A. Collet-Hoblingre, exclue définitivement de tout établissement d’enseignement supérieur comme doctorante plagiaire, continue cependant à enseigner depuis la rentrée universitaire à Paris-Sorbonne Paris 4 comme PRAG. Ce hiatus a peut-être contribué à rendre Paris-Sorbonne si longtemps muette.

La décision d’exclusion de la doctorante, jusque là cachée aux dizaines de plagiés, ne remet pas en question l’essentiel de la lettre ouverte dont les premiers signataires sont Philippe Jaccottet, poète, et Anne de Staël du Bouchet, poète, et ayant droit d’André du Bouchet. Mais cette information rend caduques quelques lignes de cette lettre ouverte. Elle ne sera donc rendue publique qu’une fois modifiée et soumise à nouveaux pour accord à ses 22 premiers signataires, dont des universitaires du Canada, de Grande-Bretagne, de Belgique et de Suisse.

L’histoire circule déjà à Paris-Sorbonne (Paris 4) comme à Paris 3 Sorbonne-Nouvelle et chez une bonne part des universitaires spécialistes de la poésie française contemporaine, qu’ils soient français ou étrangers. D’ici la publication de la nouvelle version de cette lettre ouverte, il nous a semblé opportun de rapporter rapidement les faits – du moins ceux dont nous avons eu connaissance et que nous avons été en mesure de vérifier – afin de couper court aux informations approximatives.

* * *

Amélie Collet-Hoblingre a soutenu à l’université Paris-Sorbonne (Paris 4), le 9 décembre 2013, une thèse sur la voix dans l’œuvre d’André du Bouchet. Cette thèse, sur un des plus éminents représentants de la poésie française contemporaine, avait été rédigée sous la direction d’Olivier Soutet, un spécialiste de linguistique médiévale, professeur à Paris 4 et doyen de la Faculté des Lettres de l’Institut Catholique de Paris de 2007 à 2013.

Le jury a accordé la mention « très honorable » à cette thèse. La sélection soignée des sept membres du jury – un choix cohérent avec celui du directeur de thèse : aucun n’était un spécialiste du poète André du Bouchet – y est probablement pour beaucoup.
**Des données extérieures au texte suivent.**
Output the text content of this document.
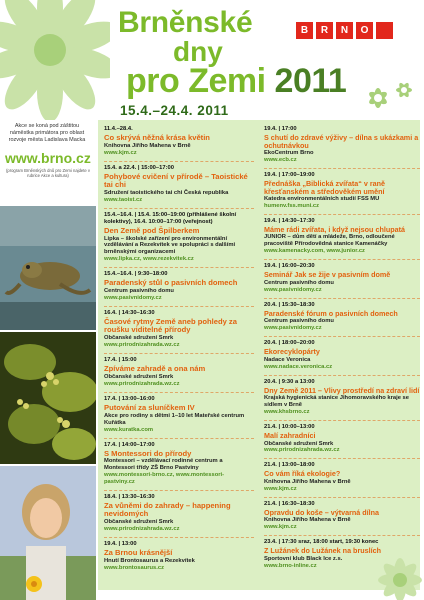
Brněnské
dny
pro Zemi 2011
15.4.–24.4. 2011
B	R	N	O
Akce se koná pod záštitou náměstka primátora pro oblast rozvoje města Ladislava Macka
www.brno.cz
(program Brněnských dnů pro Zemi najdete v rubrice Akce a kultura)
11.4.–28.4.
Co skrývá něžná krása květin
Knihovna Jiřího Mahena v Brně
www.kjm.cz
15.4. a 22.4. | 15:00–17:00
Pohybové cvičení v přírodě – Taoistické tai chi
Sdružení taoistického tai chi Česká republika
www.taoist.cz
15.4.–16.4. | 15.4. 15:00–19:00 (přihlášené školní kolektivy), 16.4. 10:00–17:00 (veřejnost)
Den Země pod Špilberkem
Lipka – školské zařízení pro environmentální vzdělávání a Rezekvítek ve spolupráci s dalšími brněnskými organizacemi
www.lipka.cz, www.rezekvitek.cz
15.4.–16.4. | 9:30–18:00
Paradenský stůl o pasivních domech
Centrum pasivního domu
www.pasivnidomy.cz
16.4. | 14:30–16:30
Časové rytmy Země aneb pohledy za roušku viditelné přírody
Občanské sdružení Smrk
www.prirodnizahrada.wz.cz
17.4. | 15:00
Zpíváme zahradě a ona nám
Občanské sdružení Smrk
www.prirodnizahrada.wz.cz
17.4. | 13:00–16:00
Putování za sluníčkem IV
Akce pro rodiny s dětmi 1–10 let Mateřské centrum Kuřátka
www.kuratka.com
17.4. | 14:00–17:00
S Montessori do přírody
Montessori – vzdělávací rodinné centrum a Montessori třídy ZŠ Brno Pastviny
www.montessori-brno.cz, www.montessori-pastviny.cz
18.4. | 13:30–16:30
Za vůněmi do zahrady – happening nevidomých
Občanské sdružení Smrk
www.prirodnizahrada.wz.cz
19.4. | 13:00
Za Brnou krásnější
Hnutí Brontosaurus a Rezekvítek
www.brontosaurus.cz
19.4. | 17:00
S chutí do zdravé výživy – dílna s ukázkami a ochutnávkou
EkoCentrum Brno
www.ecb.cz
19.4. | 17:00–19:00
Přednáška „Biblická zvířata“ v raně křesťanském a středověkém umění
Katedra environmentálních studií FSS MU
humenv.fss.muni.cz
19.4. | 14:30–17:30
Máme rádi zvířata, i když nejsou chlupatá
JUNIOR – dům dětí a mládeže, Brno, odloučené pracoviště Přírodovědná stanice Kamenáčky
www.kamenacky.com, www.junior.cz
19.4. | 16:00–20:30
Seminář Jak se žije v pasivním domě
Centrum pasivního domu
www.pasivnidomy.cz
20.4. | 15:30–18:30
Paradenské fórum o pasivních domech
Centrum pasivního domu
www.pasivnidomy.cz
20.4. | 18:00–20:00
Ekorecyklopárty
Nadace Veronica
www.nadace.veronica.cz
20.4. | 9:30 a 13:00
Dny Země 2011 – Vlivy prostředí na zdraví lidí
Krajská hygienická stanice Jihomoravského kraje se sídlem v Brně
www.khsbrno.cz
21.4. | 10:00–13:00
Malí zahradníci
Občanské sdružení Smrk
www.prirodnizahrada.wz.cz
21.4. | 13:00–18:00
Co vám říká ekologie?
Knihovna Jiřího Mahena v Brně
www.kjm.cz
21.4. | 16:30–18:30
Opravdu do koše – výtvarná dílna
Knihovna Jiřího Mahena v Brně
www.kjm.cz
23.4. | 17:30 sraz, 18:00 start, 19:30 konec
Z Lužánek do Lužánek na bruslích
Sportovní klub Black Ice z.s.
www.brno-inline.cz
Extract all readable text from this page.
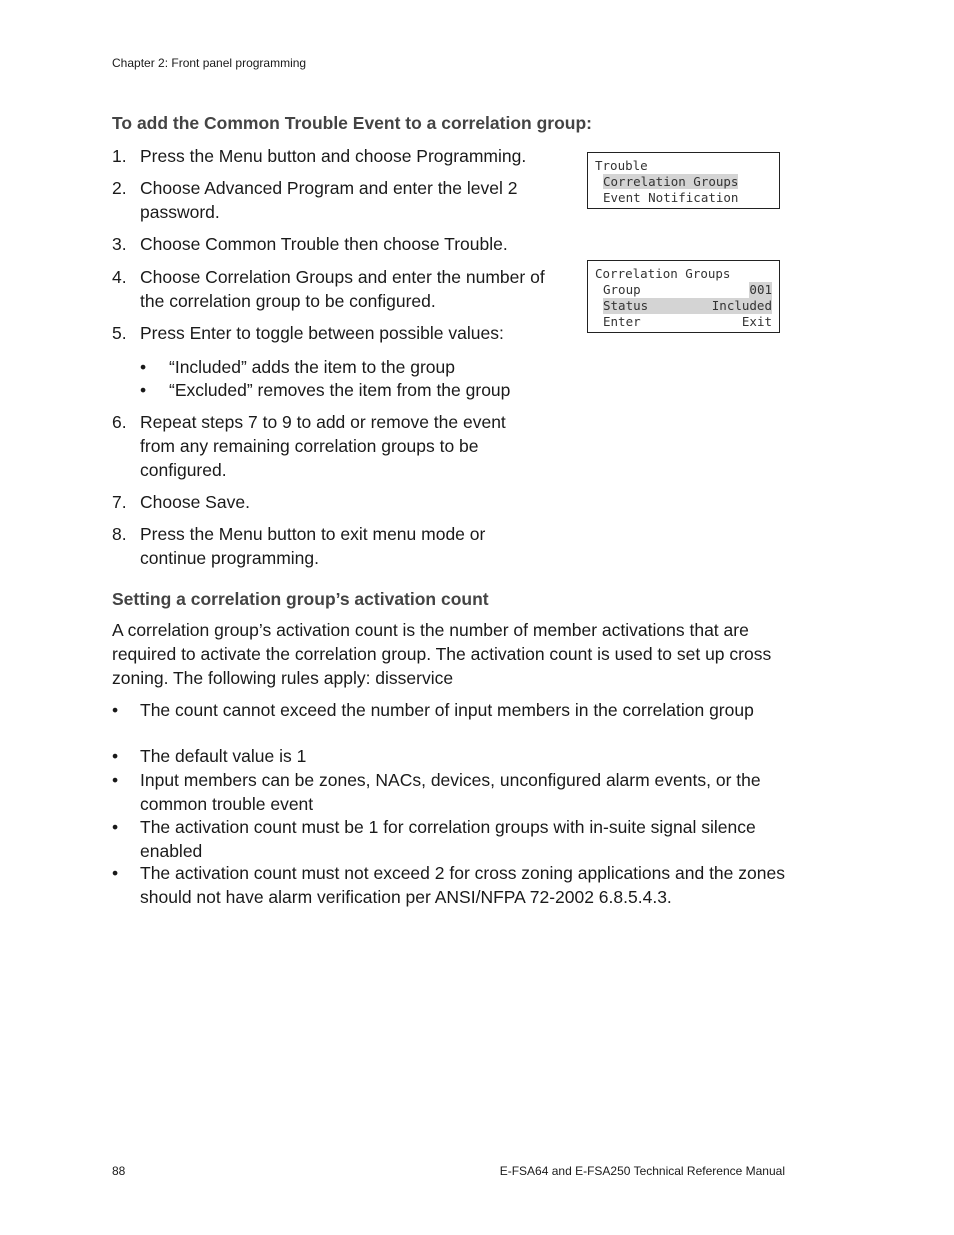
Chapter 2: Front panel programming
To add the Common Trouble Event to a correlation group:
1. Press the Menu button and choose Programming.
2. Choose Advanced Program and enter the level 2 password.
3. Choose Common Trouble then choose Trouble.
4. Choose Correlation Groups and enter the number of the correlation group to be configured.
5. Press Enter to toggle between possible values:
• “Included” adds the item to the group
• “Excluded” removes the item from the group
6. Repeat steps 7 to 9 to add or remove the event from any remaining correlation groups to be configured.
7. Choose Save.
8. Press the Menu button to exit menu mode or continue programming.
Trouble
Correlation Groups
Event Notification
Correlation Groups
Group	001
Status	Included
Enter	Exit
Setting a correlation group’s activation count
A correlation group’s activation count is the number of member activations that are required to activate the correlation group. The activation count is used to set up cross zoning. The following rules apply: disservice
• The count cannot exceed the number of input members in the correlation group
• The default value is 1
• Input members can be zones, NACs, devices, unconfigured alarm events, or the common trouble event
• The activation count must be 1 for correlation groups with in-suite signal silence enabled
• The activation count must not exceed 2 for cross zoning applications and the zones should not have alarm verification per ANSI/NFPA 72-2002 6.8.5.4.3.
88	E-FSA64 and E-FSA250 Technical Reference Manual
En juin 2014, Victor Martinez – un chercheur qui avait, en 2008,  aussi soutenu une thèse sur André du Bouchet, mais plus sérieusement, sous la direction de Michel Collot à l’université Paris 3 / Sorbonne-nouvelle – reconnaît une phrase, dont il est incontestablement l’unique auteur, dans le résumé de la thèse d’A. C. mis en ligne sur la base SUDOC de l’Agence bibliographique de l’enseignement supérieur. Ce constat le conduit à demander l’accès à cette thèse. Il lui est concédé par la bibliothèque universitaire de Paris-Sorbonne sous la forme d’un fichier bridé et chronodégradable.

Sitôt établie l’ampleur des emprunts à ses propres travaux, Victor Martinez envoie au service des doctorats de Paris-Sorbonne une « plainte pour plagiat de travaux de thèse et de recherche » accompagnée d’un premier document où sont placés en vis-à-vis les plagiats d’A. C. au détriment de sa thèse soutenue en 2008 et d’un ouvrage dont il est l’auteur, paru au début de l’année 2013 aux éditions Rodopi.

Le 14 juillet 2014, Victor Martinez transmet à Paris-Sorbonne un second document qui concerne 15 plagiés, puis, le 18 juillet, un dossier plus complet avec les noms de 20 plagiés. Sous les noms de chacun, étaient placés en vis-à-vis de leurs textes les paraphrases et les copier-coller d’A. C (voir la liste de ces 20 premiers plagiés en annexe).

Ces envois ont d’abord pour effet de décider l’Université Paris-Sorbonne à priver Victor Martinez d’une lecture aussi malsaine. La chrono-dégradabilité ayant opéré, Victor Martinez, malgré des demandes répétées, se voit refuser à partir du 18 juillet au soir l’accès à la thèse d’A. C. où il pensait découvrir de nouveaux passages plagiaires qui le concernaient directement ou concernaient d’autres de ses collègues spécialistes de l’œuvre d’André du Bouchet.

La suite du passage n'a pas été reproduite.